Ce n’est pas tout à fait la guerre, puisqu’à Paris l’arrosage public fonctionne ! Fort de cette observation, Léon Werth regarde ses amis fuir, quand il reste serein et promeneur des rues de Paris. Mais juin 40 arrive et il doit à son tour rejoindre la noria des réfugiés errant sur les routes. Sa destination, Saint-Amour, son havre ; son périple : trente-trois jours (du 11 juin au 13 juillet 1940) d’allers et venues, d’immobilité et de patience, au rythme improbable des ravitaillements en essence pour sa vieille Bugatti et des haltes chez l’habitant dont on découvre la bienveillance. Trente-trois jours pour regarder, entre deux monde, défiler la lente procession des hommes. Léon Werth est avec sa femme, son fils Claude est quelque part, l’absence de nouvelle de sa part rythmera les angoisses des parents en ces temps troublés : parti tout juste devant eux, il est égaré par les barrages et les circonvolutions du serpent fuyard (1).

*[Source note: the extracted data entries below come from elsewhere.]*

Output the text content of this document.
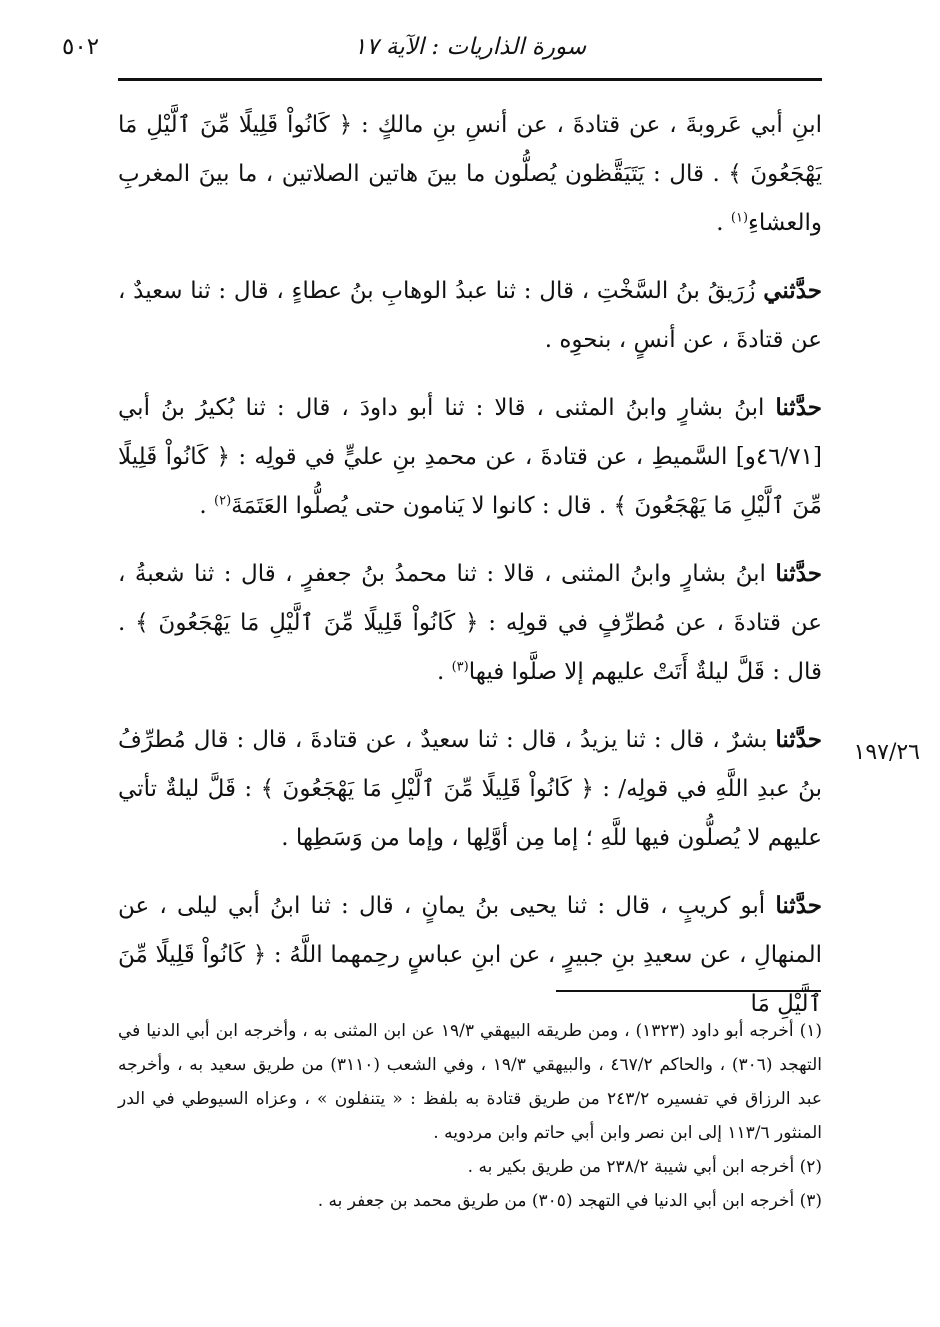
سورة الذاريات : الآية ١٧
٥٠٢
١٩٧/٢٦

ابنِ أبي عَروبةَ ، عن قتادةَ ، عن أنسِ بنِ مالكٍ : ﴿ كَانُواْ قَلِيلًا مِّنَ ٱلَّيْلِ مَا يَهْجَعُونَ ﴾ . قال : يَتَيَقَّظون يُصلُّون ما بينَ هاتين الصلاتين ، ما بينَ المغربِ والعشاءِ$^{(١)}$ .

حدَّثني زُرَيقُ بنُ السَّخْتِ ، قال : ثنا عبدُ الوهابِ بنُ عطاءٍ ، قال : ثنا سعيدٌ ، عن قتادةَ ، عن أنسٍ ، بنحوِه .

حدَّثنا ابنُ بشارٍ وابنُ المثنى ، قالا : ثنا أبو داودَ ، قال : ثنا بُكيرُ بنُ أبي [٤٦/٧١و] السَّميطِ ، عن قتادةَ ، عن محمدِ بنِ عليٍّ في قولِه : ﴿ كَانُواْ قَلِيلًا مِّنَ ٱلَّيْلِ مَا يَهْجَعُونَ ﴾ . قال : كانوا لا يَنامون حتى يُصلُّوا العَتَمَةَ$^{(٢)}$ .

حدَّثنا ابنُ بشارٍ وابنُ المثنى ، قالا : ثنا محمدُ بنُ جعفرٍ ، قال : ثنا شعبةُ ، عن قتادةَ ، عن مُطرِّفٍ في قولِه : ﴿ كَانُواْ قَلِيلًا مِّنَ ٱلَّيْلِ مَا يَهْجَعُونَ ﴾ . قال : قَلَّ ليلةٌ أَتَتْ عليهم إلا صلَّوا فيها$^{(٣)}$ .

حدَّثنا بشرٌ ، قال : ثنا يزيدُ ، قال : ثنا سعيدٌ ، عن قتادةَ ، قال : قال مُطرِّفُ بنُ عبدِ اللَّهِ في قولِه/ : ﴿ كَانُواْ قَلِيلًا مِّنَ ٱلَّيْلِ مَا يَهْجَعُونَ ﴾ : قَلَّ ليلةٌ تأتي عليهم لا يُصلُّون فيها للَّهِ ؛ إما مِن أوَّلِها ، وإما من وَسَطِها .

حدَّثنا أبو كريبٍ ، قال : ثنا يحيى بنُ يمانٍ ، قال : ثنا ابنُ أبي ليلى ، عن المنهالِ ، عن سعيدِ بنِ جبيرٍ ، عن ابنِ عباسٍ رحِمهما اللَّهُ : ﴿ كَانُواْ قَلِيلًا مِّنَ ٱلَّيْلِ مَا

(١) أخرجه أبو داود (١٣٢٣) ، ومن طريقه البيهقي ١٩/٣ عن ابن المثنى به ، وأخرجه ابن أبي الدنيا في التهجد (٣٠٦) ، والحاكم ٤٦٧/٢ ، والبيهقي ١٩/٣ ، وفي الشعب (٣١١٠) من طريق سعيد به ، وأخرجه عبد الرزاق في تفسيره ٢٤٣/٢ من طريق قتادة به بلفظ : « يتنفلون » ، وعزاه السيوطي في الدر المنثور ١١٣/٦ إلى ابن نصر وابن أبي حاتم وابن مردويه .

(٢) أخرجه ابن أبي شيبة ٢٣٨/٢ من طريق بكير به .

(٣) أخرجه ابن أبي الدنيا في التهجد (٣٠٥) من طريق محمد بن جعفر به .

Le trajet se décompose en  plusieurs moments, chacun illustrant sa part intime de la condition humaine. C’est d’abord l’errance proprement dite, faite d’attente et d’impatience, de grognements et de mise à nu d’une humanité dépouillée de ses habits de ville, confrontée à l’inconnue et à sa propre impuissance. L'homme civilisé devient si vite un vagabond, qui courre ici ou là selon que le vent porte la rumeur, à laquelle tout dénué de sens critique il est impossible de se soustraire... C’est ensuite l’abri de fortune chez un Français pro allemand, qui leur ouvrage la grange avec dédain et dont on craint à tout moment qu’il ne vous dénonce. Autre étape, autre désillusion sur la fraternité des hommes… Quittant ces parages bourgeois, Léon Werth trouve un moment de grâce dans la plus franche hospitalité paysanne dans une ferme du Gâtinais, soit une centaine de kilomètre au sud de Paris, et loin encore de Saint-Amour. Mais c’est la dernière étape avant d’atteindre enfin le havre tant attendu, et cette étape lui ouvre une humanité entière, faite de camaraderie et de reconnaissance, d’entraide et de bravoure dans les moindres petits moments de la vie qu’on n’ose plus dire quotidienne. Que ce soit l'intrusion d'Allemands égarés dans la cour de ferme du Gâtinais qui permet à la brave dame paysanne d'afficher clairement sa germanophilie, ou le pauvre hère qui se bat pour trouver quelque chose à donner à celui qu'il prend pour son bienfaiteur, qu'il soit abrité par des Français ou « entretenu » par les Allemands (qui sur le bord de la route ne sont pas des barbares, nous signale Werth en  passant, comme on redresse une idée reçue), Léon Werth aura vu les dessous et les à-côté de l'humanité. Il donne à lire, dans un récit sincère, plein d'anecdotes et édifiant sans choir dans le racolage, les portraits de petites gens qui sont chacun de nous et qui font la vie.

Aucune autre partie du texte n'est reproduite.